The Rectory, Dowlais

May 12th 1916

My dear Juliet

It seems, and is, a very long time since I wrote to you and now I really must write to tell you how sorry I was to hear the sad news.  I am sure you will feel the loss of your dear mother very, very much, but don’t grieve too much, dear, be happy to think how peacefully she passed away.  I loved her and I often think that I never want to meet a sweeter or a better woman than I always thought her.

I am sure you would love to see Baby Dorothy now, she is perfectly sweet and is growing so fast.  She really is a very intelligent child and tries hard to talk.  She has nearly learnt to wave her hand when we say goodbye!  Since yesterday she is promoted to something besides ordinary bottles (Allenbury’s food, I believe) and I hear that Mary is going to allow her to have orange juice occasionally, so you see she is getting on!
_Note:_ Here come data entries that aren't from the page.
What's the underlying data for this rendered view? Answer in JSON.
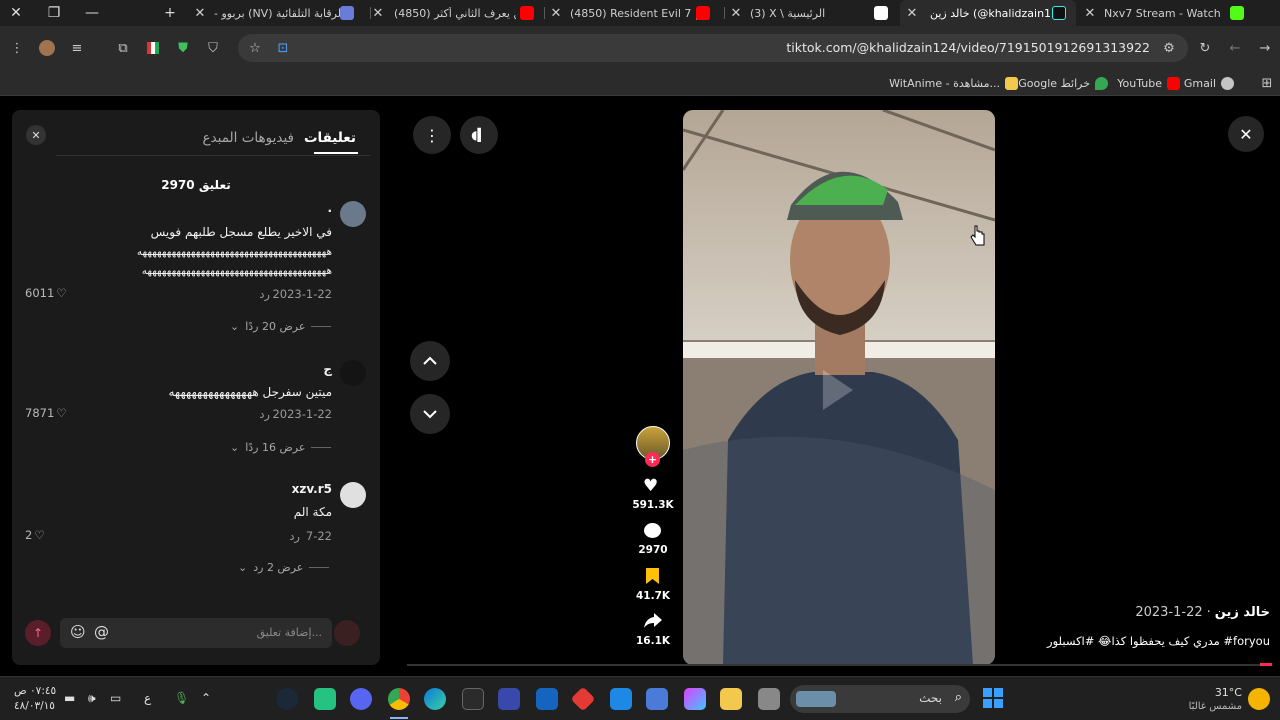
{
  "browser": {
    "tabs": [
      {
        "title": "- بربوو (NV) الرقابة التلقائية",
        "favicon_color": "#6a7bd8"
      },
      {
        "title": "(4850) مين يعرف الثاني أكثر",
        "favicon_color": "#ff0000"
      },
      {
        "title": "(4850) Resident Evil 7 | عائلة",
        "favicon_color": "#ff0000"
      },
      {
        "title": "(3) X \\ الرئيسية",
        "favicon_color": "#ffffff"
      },
      {
        "title": "خالد زين (@khalidzain124)",
        "favicon_color": "#25f4ee",
        "active": true
      },
      {
        "title": "Nxv7 Stream - Watch Live",
        "favicon_color": "#53fc18"
      }
    ],
    "url": "tiktok.com/@khalidzain124/video/7191501912691313922",
    "bookmarks": [
      {
        "label": "Gmail",
        "favicon_color": "#c5c5c5"
      },
      {
        "label": "YouTube",
        "favicon_color": "#ff0000"
      },
      {
        "label": "Google خرائط",
        "favicon_color": "#34a853"
      },
      {
        "label": "WitAnime - مشاهدة...",
        "favicon_color": "#f2c94c"
      }
    ]
  },
  "panel": {
    "tab_comments": "تعليقات",
    "tab_creator_videos": "فيديوهات المبدع",
    "comment_count_label": "2970 تعليق",
    "comments": [
      {
        "username": ".",
        "lines": [
          "في الاخير يطلع مسجل طلبهم فويس",
          "هههههههههههههههههههههههههههههههههههههههه",
          "ههههههههههههههههههههههههههههههههههههههه"
        ],
        "date": "2023-1-22",
        "reply": "رد",
        "likes": "6011",
        "view_replies": "عرض 20 ردًا"
      },
      {
        "username": "ج",
        "lines": [
          "ميتين سفرجل هههههههههههههههه"
        ],
        "date": "2023-1-22",
        "reply": "رد",
        "likes": "7871",
        "view_replies": "عرض 16 ردًا"
      },
      {
        "username": "xzv.r5",
        "lines": [
          "مكة الم"
        ],
        "date": "7-22",
        "reply": "رد",
        "likes": "2",
        "view_replies": "عرض 2 رد"
      }
    ],
    "input_placeholder": "إضافة تعليق...",
    "mention_symbol": "@"
  },
  "video": {
    "likes": "591.3K",
    "comments": "2970",
    "saves": "41.7K",
    "shares": "16.1K",
    "author": "خالد زين",
    "date": "2023-1-22",
    "separator": "·",
    "caption": "مدري كيف يحفظوا كذا😂 #اكسبلور #foryou"
  },
  "taskbar": {
    "weather_temp": "31°C",
    "weather_desc": "مشمس غالبًا",
    "search_label": "بحث",
    "time": "٠٧:٤٥ ص",
    "date": "٤٨/٠٣/١٥",
    "lang": "ع"
  },
  "colors": {
    "accent": "#fe2c55",
    "panel_bg": "#1b1b1b",
    "bookmark_yellow": "#ffc107"
  }
}
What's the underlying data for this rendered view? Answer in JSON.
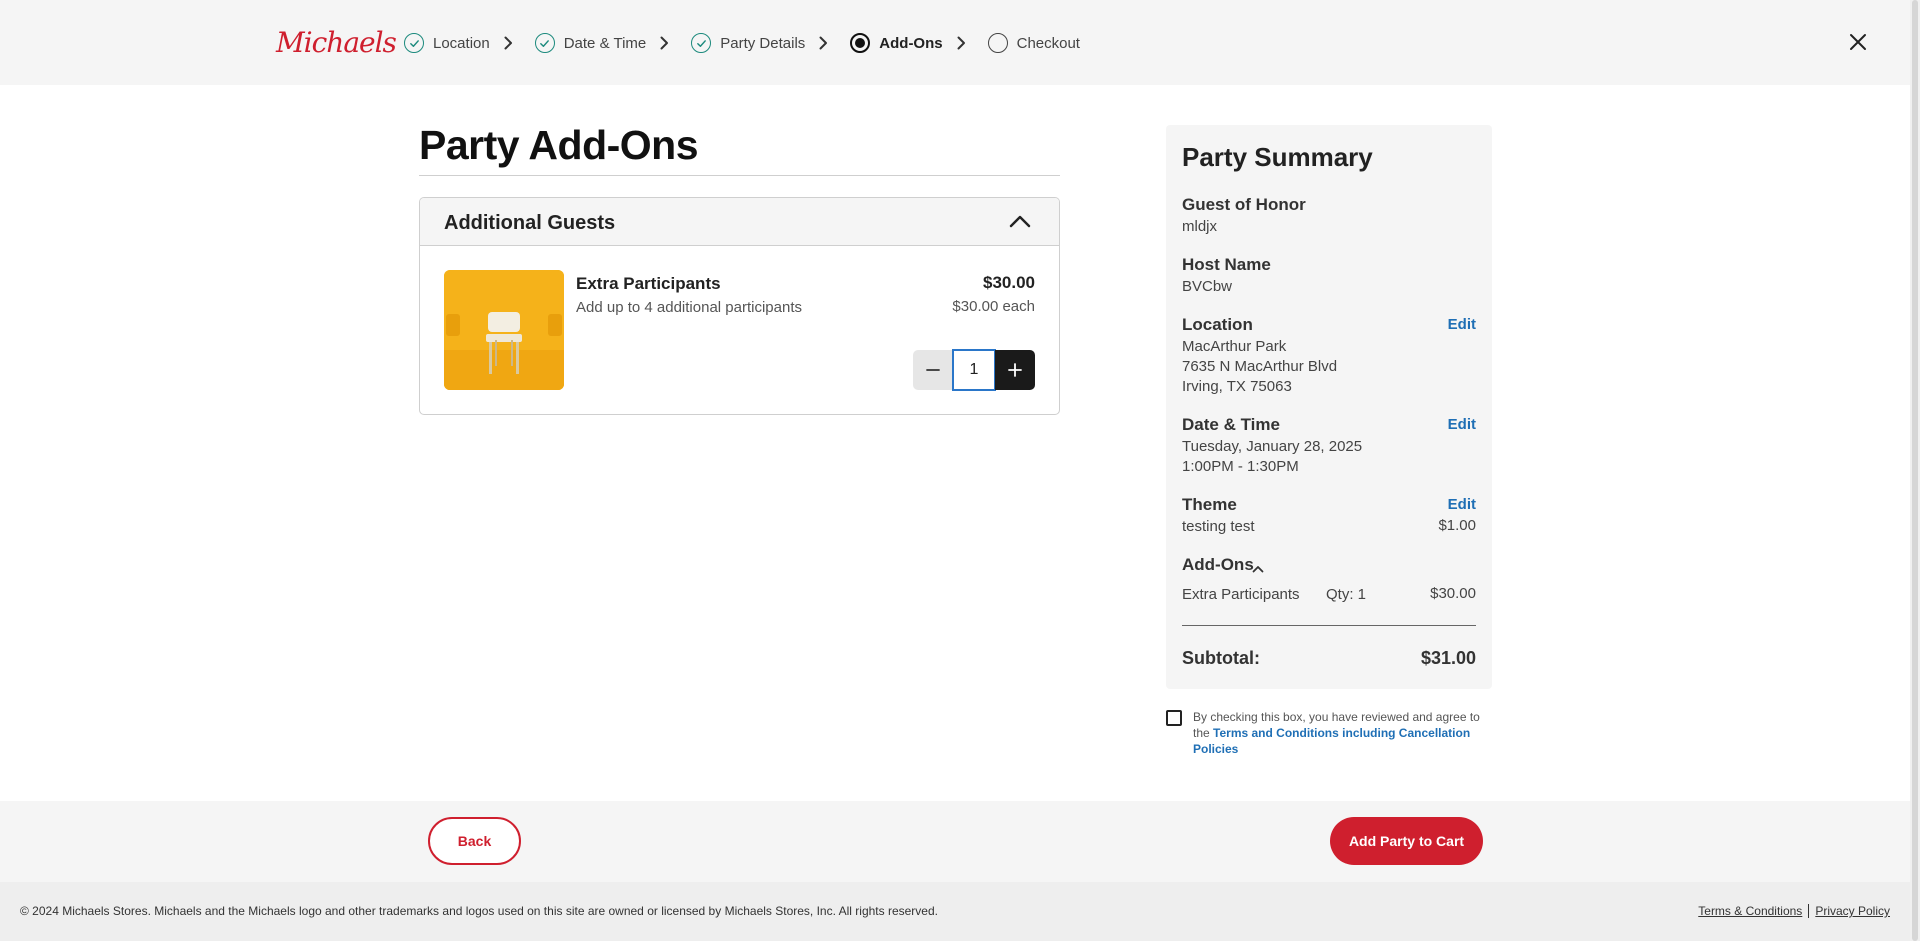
{
  "brand": {
    "logo_text": "Michaels",
    "color": "#cf1f2e"
  },
  "steps": [
    {
      "label": "Location",
      "state": "complete"
    },
    {
      "label": "Date & Time",
      "state": "complete"
    },
    {
      "label": "Party Details",
      "state": "complete"
    },
    {
      "label": "Add-Ons",
      "state": "active"
    },
    {
      "label": "Checkout",
      "state": "pending"
    }
  ],
  "page": {
    "title": "Party Add-Ons"
  },
  "addons_section": {
    "title": "Additional Guests",
    "item": {
      "name": "Extra Participants",
      "description": "Add up to 4 additional participants",
      "price": "$30.00",
      "unit_price": "$30.00 each",
      "quantity": "1"
    }
  },
  "summary": {
    "title": "Party Summary",
    "guest_of_honor_label": "Guest of Honor",
    "guest_of_honor": "mldjx",
    "host_name_label": "Host Name",
    "host_name": "BVCbw",
    "location_label": "Location",
    "location_line1": "MacArthur Park",
    "location_line2": "7635 N MacArthur Blvd",
    "location_line3": "Irving, TX 75063",
    "date_time_label": "Date & Time",
    "date": "Tuesday, January 28, 2025",
    "time": "1:00PM - 1:30PM",
    "theme_label": "Theme",
    "theme": "testing test",
    "theme_price": "$1.00",
    "edit_label": "Edit",
    "addons_label": "Add-Ons",
    "addon_name": "Extra Participants",
    "addon_qty": "Qty: 1",
    "addon_price": "$30.00",
    "subtotal_label": "Subtotal:",
    "subtotal": "$31.00"
  },
  "agreement": {
    "text": "By checking this box, you have reviewed and agree to the",
    "link": "Terms and Conditions including Cancellation Policies"
  },
  "actions": {
    "back": "Back",
    "add_to_cart": "Add Party to Cart"
  },
  "footer": {
    "copyright": "© 2024 Michaels Stores. Michaels and the Michaels logo and other trademarks and logos used on this site are owned or licensed by Michaels Stores, Inc. All rights reserved.",
    "terms": "Terms & Conditions",
    "privacy": "Privacy Policy"
  },
  "colors": {
    "accent": "#cf1f2e",
    "check": "#1c8a7d",
    "link": "#1f6fb5"
  }
}
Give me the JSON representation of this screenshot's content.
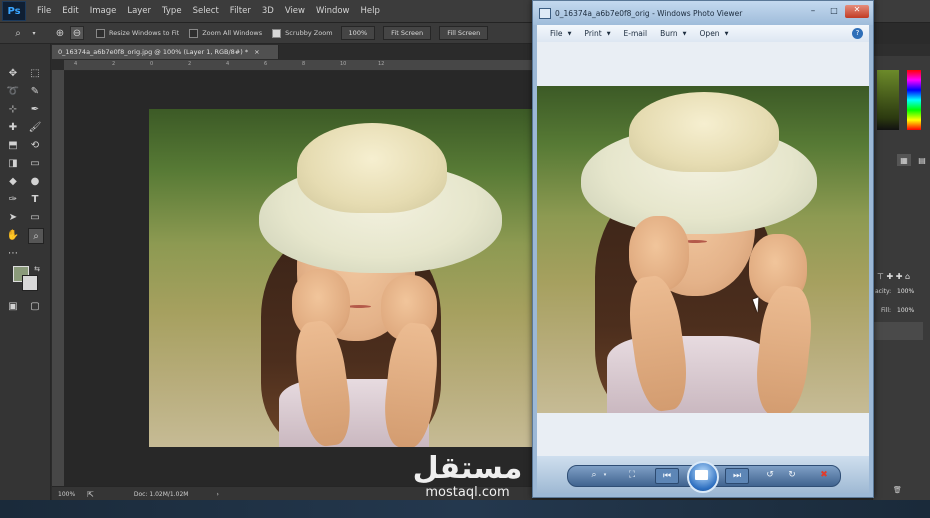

Yesterday, Olwen and I went to our Red Cross nursing examination.  I think we got on quite well and we all liked the questions on the whole.  Dr Rees, our examiner, complimented us all on our bandaging so I hope we have both passed.  I have done quite a lot of nursing since last September.  We have a Red Cross Hospital at Aberdare which is worked by the Merthyr and Aberdare detachments.  I have been on duty twice, just for a month and last time for five weeks.  We also go to the General Hospital for practice and see some very interesting cases.  The men we have been having at Aberdare have been a very nice lot on the whole and very interesting.  We have 20 Australians, such fine men and most of them were rather superior to the average British Tommy.  A man from London named Warren was in the same company as Cyril and liked him so much, he was a private and Cyril was one of the officers commanding him at Gallipoli; he and Cyril were wounded at the same time.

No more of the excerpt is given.